He qualified for the 110-meter hurdles during the U.S. Olympic Trials in Eugene, Oregon in July and finished in fifth place in the final in Rio. The 21-year-old has a bright one ahead in track and field.
On November 16, he announced plans to skip college eligibility in football and track to compete in track professionally. He hopes to win a medal at the 2020 Summer Olympics.
Here’s a look at Allen’s life and career.
1. Allen Was Baptized Just Two Days Before the Eugene Trials
Just two days before he ran a 13.03 that earned him a spot on Team USA’s Olympic roster, Allen completed a different kind of quest. He was baptized in the Willamette River in Eugene. His mother, father, stepmother, his teammates, a chaplin and his football trainer were all there.
“That’s more rewarding than an Olympic berth. To find that, it’s fantastic,” Jamie Cook, his hurdling coach, told ESPN.
Allen’s family was religious, but he wasn’t baptized earlier in his life. He remains religious and decided that just before the Olympic trials was the perfect time to be baptized.
“It’s pretty cool to have a lot of people who care about you and care about how you’re doing as a person… rather than just as an athlete,” Allen told ESPN.
2. He Tore His ACL During the 2015 Rose Bowl & Struggled in Football the Following Season
Allen’s college football career couldn’t have gotten off to a better start. In 2014, he finished with 41 receptions for 684 yards with seven touchdowns in 14 games. Unfortunately, his season had a terrible ending. He tore his ACL during the Rose Bowl on the opening kickoff.
In summer 2015, he was forced to be on the outside looking in during the NCAA Track & Field Championships. While rehabbing, he went on a trip to the Dominican Republic with other athletes. He did return to football, but his 2015 season was nothing like 2014. He only had nine receptions and played in just six games.
Allen does plan on playing football again after Rio.
“This will be a big year for him to show he can add some polish to his game,” former NFL scout Daniel Jeremiah told NFL.com. “But you can see on tape how easily he can just run by people. I think he just needs more reps.”
Considering his speed, he could make for a good kick returner, analyst Chad Reuter told NFL.com.
3. His Olympic Trial Run Made Him the Second Fastest Hurdler in the World in 2016
Allen’s 13.03 time at the outdoor Eugene Olympic Trials in the 100-meter hurdles made him the second-fastest hurdler in the world in 2016. Jamaica’s Omar McCleod holds the best mark of the year, running 12.98 in Shaghai in May. McLeod also ran a 13.01 in Kingston, Jamaica in July. Allen will have to run against McLeod in Rio.
“I was hoping to go 12. But we’ll wait ’til Rio,” Allen told NCAA.com.

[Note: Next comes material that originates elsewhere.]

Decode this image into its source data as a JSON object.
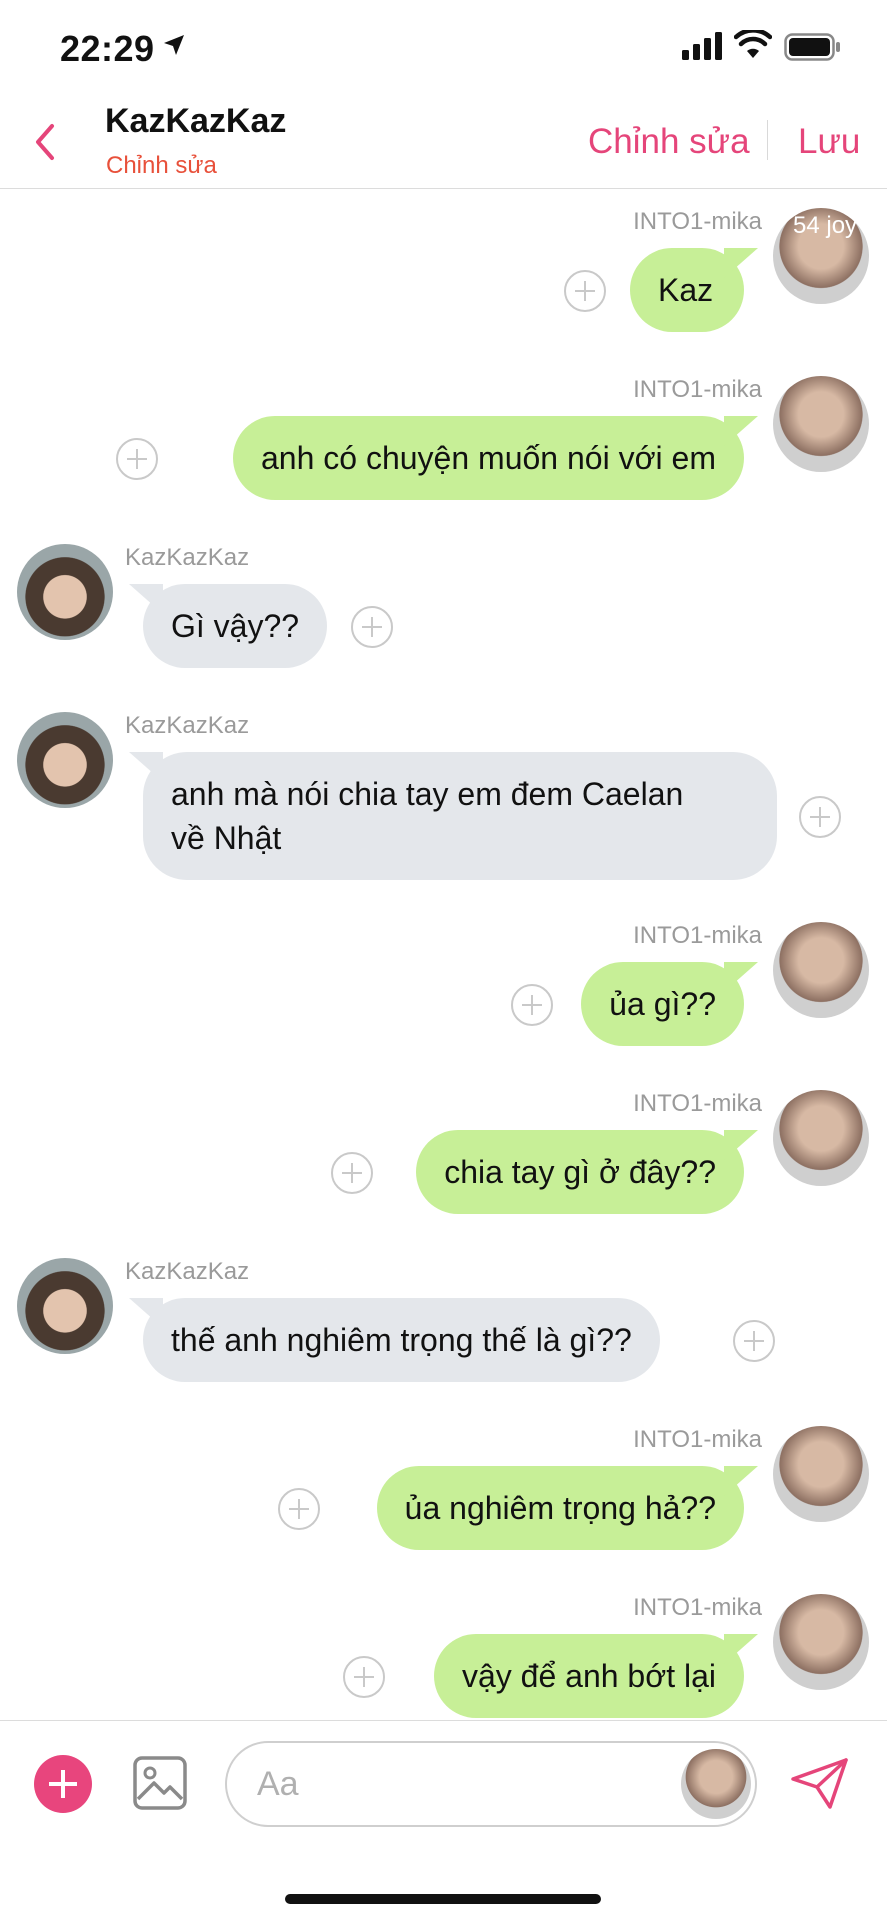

Allen won the 110m at the 2014 NCAA Outdoor Championships and came in fifth in the indoor championships. He’s only the second runner since 1956 to win the NCAA Outdoor championships and the Olympic Trials.
“We had a lot of good training,” Allen told NCAA.com. “Everything went well. I’m feeling good, feeling 100 percent, and now that I’m at the end of the season I’m ready to run fast times. Today was one.”
4. Allen Says He Can Apply What He Learns in Football to Track
In an interview with SBNation after the trials, Allen said that football has helped him learn to deal with pressure and he’s applied that to track.
“You learn a lot from [football], and it makes you adjust and it has you not really panic,” Allen told the site. “And sometimes in track and field, a lot of athletes panic if something goes wrong, and I’m kind of one of those guys who says, ‘Hey, whatever comes, it will come, and I’ll be okay,’ and kind of roll with the flow, roll with the punches.”
Allen said that the size of crowds at football games has him prepared for the atmosphere at the Olympics. “Some of the track athletes might be a little bit nervous and in awe of the fans and the atmosphere, but I’ve been used to it,” he said.
Allen will also be really relaxed by the time the heats start on Monday. He’s been in Rio since August 4 with his family.
5. He Has the Full Support of the Oregon Ducks Football Team, Even Though He’ll Miss the First Practices
Allen will not be with the Ducks when practice for the 2016 college football season starts, but he still has the team’s full support. In fact, coach Mark Helfrich told Oregon Live that he will be rooting for Allen.
“I get misty every time I sit down and think about it for a while because he’s just such a good dude, first of all,” Helfrich said. “(He’s got) a great family, (he’s a) great representative of our University, and now our country. To be represented by that kid, that’s a lot of good things happening.”
“I’m excited for him, especially after his injury it’s well-deserved,” runnign back Royce Freeman told the media, Fox Sports notes. “He worked hard to accomplish that, and I really couldn’t think of anybody more deserving than that guy after his injury.”